Il faut ajouter à ces revendications, le climat de mécontentement des candidats libres qui le 3 novembre 1992, avaient assiégé le Ministère de l’Education nationale pour réclamer des bourses auxquelles ils n’avaient pas droit ou même pour protester contre leur orientation dans des écoles de formation de maîtres. Les actes de vandalisme auxquels ils se sont livrés ont amené les forces de l’ordre à les disperser à coup de grenades lacrymogènes.
C’est dans ce climat que le jeudi 12 novembre, les élèves des medersas ont perturbé la circulation à Bamako pour exiger que les résolutions du séminaire sur les medersas, organisé du 3 au 8 août 1992 par le Ministère chargé de l’Education, soient appliquées de façon diligente. Le 3 décembre 1992, les élèves des écoles socio- professionnelles assiègent la Primature, saccagent les édifices publics. Le 15 février 1993, les élèves de l’IPR de Katibougou saccagent les locaux et les équipements de leur institut en créant une situation de vive tension à Katibougou. Le 16 février, le mouvement de l’IPR de Katibougou s’étend à la ville de Koulikoro où le gouvernorat et la résidence du gouverneur sont incendiés. Le 17 février, l’IPR de Katibougou est fermé jusqu’à nouvel ordre et 3 élèves de cet Institut sont définitivement exclus et 18 autres sont temporairement exclus avec suspension de bourses. Le 23 février, les Elèves et Etudiants attaquent le Ministère de l’Education Nationale, bloquent les deux ponts de Bamako, brûlent des pneus en plusieurs endroits de la capitale dont l’activité est ainsi paralysée. Cette crise, qui durera tout le mois de mars, a atteint son point culminant le 5 avril 1993 avec la grande casse que Bamako a connue ce jour. Il était évident que la crise n’était plus une crise scolaire. Elle était devenue une crise politique à laquelle il fallait donner des réponses politiques. La réponse a été la démission le 9 avril 1993 du gouvernement de Younoussi Touré qui a été remplacé par Maître Abdoulaye Sékou Sow comme Premier Ministre le 12 avril et l’entrée dans le nouveau gouvernement de deux nouveaux partis, le RDP et le CNID Faso Yiriwaton qui se réclamaient ouvertement de l’opposition.

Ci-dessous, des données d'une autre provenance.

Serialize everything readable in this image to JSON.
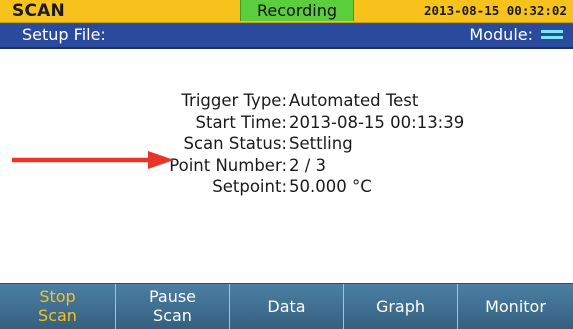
{
  "status_bar": {
    "app_title": "SCAN",
    "recording": "Recording",
    "datetime": "2013-08-15 00:32:02"
  },
  "info_bar": {
    "setup_file_label": "Setup File:",
    "module_label": "Module:",
    "module_icon": "module-indicator-icon"
  },
  "details": [
    {
      "label": "Trigger Type:",
      "value": "Automated Test"
    },
    {
      "label": "Start Time:",
      "value": "2013-08-15 00:13:39"
    },
    {
      "label": "Scan Status:",
      "value": "Settling"
    },
    {
      "label": "Point Number:",
      "value": "2 / 3"
    },
    {
      "label": "Setpoint:",
      "value": "50.000 °C"
    }
  ],
  "annotation": {
    "arrow_color": "#e8352a",
    "icon": "red-arrow-icon"
  },
  "softkeys": [
    {
      "line1": "Stop",
      "line2": "Scan"
    },
    {
      "line1": "Pause",
      "line2": "Scan"
    },
    {
      "label": "Data"
    },
    {
      "label": "Graph"
    },
    {
      "label": "Monitor"
    }
  ],
  "colors": {
    "status_yellow": "#f7c21b",
    "recording_green": "#5ccd3c",
    "header_blue": "#2a4a9e",
    "softkey_blue": "#3d6a8a",
    "active_softkey_text": "#f7c21b"
  }
}
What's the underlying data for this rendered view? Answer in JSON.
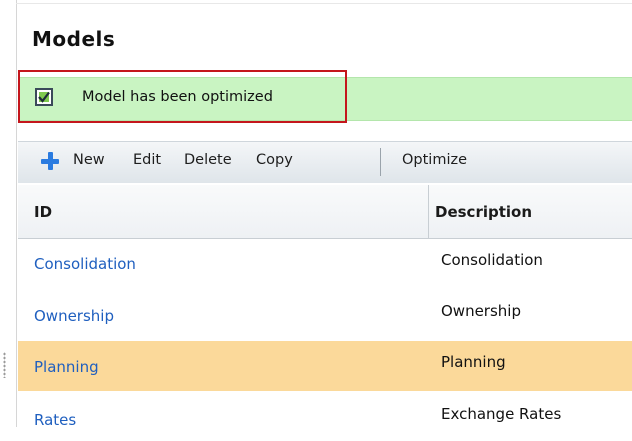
{
  "page_title": "Models",
  "notice": {
    "text": "Model has been optimized",
    "checked": true
  },
  "toolbar": {
    "new_label": "New",
    "edit_label": "Edit",
    "delete_label": "Delete",
    "copy_label": "Copy",
    "optimize_label": "Optimize"
  },
  "grid": {
    "columns": [
      "ID",
      "Description"
    ],
    "rows": [
      {
        "id": "Consolidation",
        "description": "Consolidation",
        "selected": false
      },
      {
        "id": "Ownership",
        "description": "Ownership",
        "selected": false
      },
      {
        "id": "Planning",
        "description": "Planning",
        "selected": true
      },
      {
        "id": "Rates",
        "description": "Exchange Rates",
        "selected": false
      }
    ]
  },
  "colors": {
    "notice_bg": "#c9f4c2",
    "callout_border": "#c4161c",
    "selected_row": "#fbd99a",
    "link": "#1f5fbf",
    "add_icon": "#2a7be0"
  }
}
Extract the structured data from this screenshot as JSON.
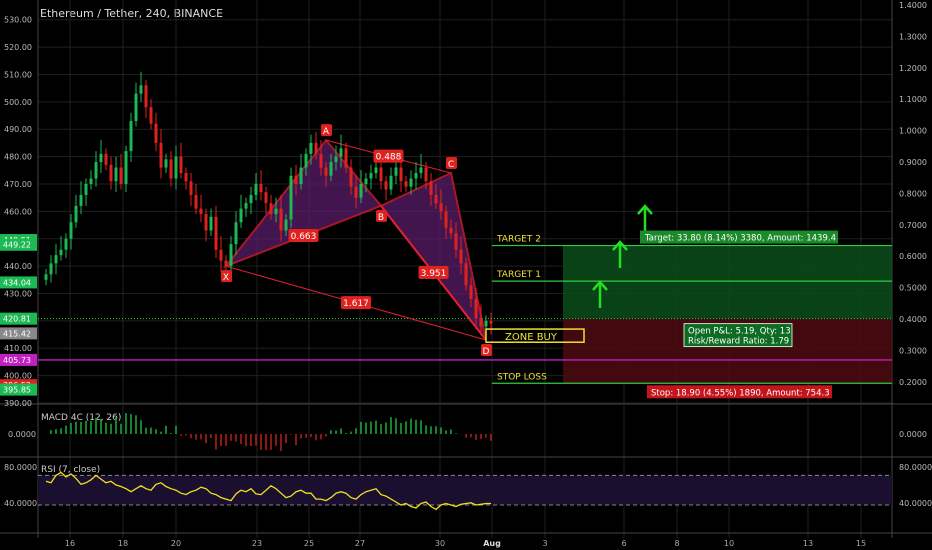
{
  "header": {
    "title": "Ethereum / Tether, 240, BINANCE"
  },
  "colors": {
    "background": "#000000",
    "grid": "#1f1f1f",
    "bull": "#1db954",
    "bear": "#e0221f",
    "pattern_line": "#e02030",
    "pattern_fill": "#5a1d6a",
    "target_zone": "#0a4d1a",
    "stop_zone": "#4d0a12",
    "macd_pos": "#19a33a",
    "macd_neg": "#b01d1d",
    "rsi_line": "#f0e020",
    "rsi_band": "#1a0f2e",
    "arrow": "#22dd22",
    "level_yellow": "#f0e030",
    "level_green": "#2ecc40"
  },
  "chart_data": [
    {
      "type": "candlestick",
      "name": "price",
      "y_axis_left": {
        "ticks": [
          "530.00",
          "520.00",
          "510.00",
          "500.00",
          "490.00",
          "480.00",
          "470.00",
          "460.00",
          "450.00",
          "440.00",
          "430.00",
          "420.00",
          "410.00",
          "400.00",
          "390.00"
        ],
        "ylim": [
          390,
          535
        ]
      },
      "y_axis_right": {
        "ticks": [
          "1.4000",
          "1.3000",
          "1.2000",
          "1.1000",
          "1.0000",
          "0.9000",
          "0.8000",
          "0.7000",
          "0.6000",
          "0.5000",
          "0.4000",
          "0.3000",
          "0.2000"
        ]
      },
      "x_ticks": [
        "16",
        "18",
        "20",
        "23",
        "25",
        "27",
        "30",
        "Aug",
        "3",
        "6",
        "8",
        "10",
        "13",
        "15"
      ],
      "price_badges": [
        {
          "label": "449.51",
          "value": 449.51,
          "color": "#1db954"
        },
        {
          "label": "449.22",
          "value": 447.8,
          "color": "#1db954"
        },
        {
          "label": "434.04",
          "value": 434.04,
          "color": "#1db954"
        },
        {
          "label": "420.81",
          "value": 420.81,
          "color": "#1db954"
        },
        {
          "label": "415.42",
          "value": 415.42,
          "color": "#888888"
        },
        {
          "label": "405.73",
          "value": 405.73,
          "color": "#c020c0"
        },
        {
          "label": "396.52",
          "value": 396.52,
          "color": "#e0221f"
        },
        {
          "label": "395.85",
          "value": 394.9,
          "color": "#1db954"
        }
      ],
      "close_path": [
        437,
        441,
        444,
        446,
        450,
        456,
        462,
        466,
        470,
        472,
        478,
        481,
        477,
        471,
        476,
        470,
        482,
        493,
        503,
        506,
        498,
        492,
        485,
        476,
        479,
        472,
        480,
        474,
        471,
        466,
        461,
        459,
        453,
        458,
        446,
        442,
        440,
        448,
        456,
        461,
        463,
        466,
        470,
        467,
        463,
        459,
        461,
        453,
        457,
        473,
        470,
        476,
        481,
        485,
        481,
        476,
        473,
        478,
        480,
        483,
        476,
        469,
        465,
        470,
        472,
        474,
        476,
        471,
        468,
        473,
        476,
        471,
        469,
        472,
        474,
        476,
        471,
        466,
        463,
        460,
        454,
        452,
        446,
        441,
        433,
        428,
        421,
        418,
        420,
        419
      ],
      "harmonic_points": {
        "X": {
          "label": "X",
          "i": 36,
          "price": 440
        },
        "A": {
          "label": "A",
          "i": 56,
          "price": 486
        },
        "B": {
          "label": "B",
          "i": 67,
          "price": 462
        },
        "C": {
          "label": "C",
          "i": 81,
          "price": 474
        },
        "D": {
          "label": "D",
          "i": 88,
          "price": 413
        }
      },
      "ratios": [
        {
          "label": "0.663",
          "between": [
            "X",
            "B"
          ]
        },
        {
          "label": "0.488",
          "between": [
            "A",
            "C"
          ]
        },
        {
          "label": "3.951",
          "between": [
            "B",
            "D"
          ]
        },
        {
          "label": "1.617",
          "between": [
            "X",
            "D"
          ]
        }
      ],
      "levels": [
        {
          "label": "TARGET 2",
          "price": 447.5
        },
        {
          "label": "TARGET 1",
          "price": 434.5
        },
        {
          "label": "STOP LOSS",
          "price": 397.2
        }
      ],
      "zone_buy": {
        "label": "ZONE BUY",
        "low": 412.2,
        "high": 417.0
      },
      "dotted_level": 420.81,
      "magenta_level": 405.73,
      "trade_box": {
        "entry": 420.81,
        "target": 447.5,
        "stop": 397.2,
        "target_text": "Target: 33.80 (8.14%) 3380, Amount: 1439.4",
        "stop_text": "Stop: 18.90 (4.55%) 1890, Amount: 754.3",
        "pnl_text": "Open P&L: 5.19, Qty: 13",
        "rr_text": "Risk/Reward Ratio: 1.79"
      }
    },
    {
      "type": "bar",
      "name": "MACD 4C (12, 26)",
      "y_ticks": [
        "0.0000"
      ],
      "right_ticks": [
        "0.0000"
      ]
    },
    {
      "type": "line",
      "name": "RSI (7, close)",
      "y_ticks": [
        "80.0000",
        "40.0000"
      ],
      "right_ticks": [
        "80.0000",
        "40.0000"
      ],
      "band": [
        30,
        70
      ],
      "values": [
        62,
        60,
        70,
        74,
        68,
        72,
        66,
        58,
        60,
        64,
        70,
        65,
        60,
        62,
        57,
        55,
        52,
        48,
        52,
        56,
        52,
        50,
        58,
        60,
        55,
        52,
        50,
        46,
        44,
        48,
        50,
        54,
        52,
        46,
        44,
        40,
        38,
        36,
        45,
        50,
        48,
        52,
        45,
        44,
        50,
        56,
        52,
        46,
        40,
        42,
        48,
        50,
        46,
        46,
        38,
        38,
        36,
        40,
        46,
        48,
        46,
        40,
        38,
        44,
        48,
        50,
        52,
        44,
        42,
        38,
        34,
        30,
        32,
        28,
        26,
        32,
        34,
        28,
        24,
        30,
        32,
        30,
        28,
        31,
        32,
        33,
        30,
        31,
        32,
        32
      ]
    }
  ]
}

Ainsi l’ADEMA, qui avait prôné la gestion consensuelle des Institutions avec la mise en place d’un Pacte Républicain ouvert à tous les partis politiques républicains, venait de franchir une nouvelle étape avec l’ouverture du gouvernement à l’opposition parlementaire. Sur ce plan, l’ADEMA ira encore plus loin en faisant élire sur ses propres listes des députes de l’Opposition lors des élections législatives de 1997. C’était inédit dans l’histoire politique mondiale. Le gouvernement d’Abdoulaye Sékou Sow, formé le 14 avril 1993, a reçu du président de la République un mandat en 21 points parmi lesquels:
– Ramener la paix sociale et la sécurité dans un Etat de droit (point 1)
– Restaurer l’autorité de l’Etat dans le respect de nos lois et règlements (point 2)
– Restaurer la confiance en installant un dialogue permanent entre le gouvernement, les différents partenaires sociaux, la Société Civile et les partis politiques (point 3).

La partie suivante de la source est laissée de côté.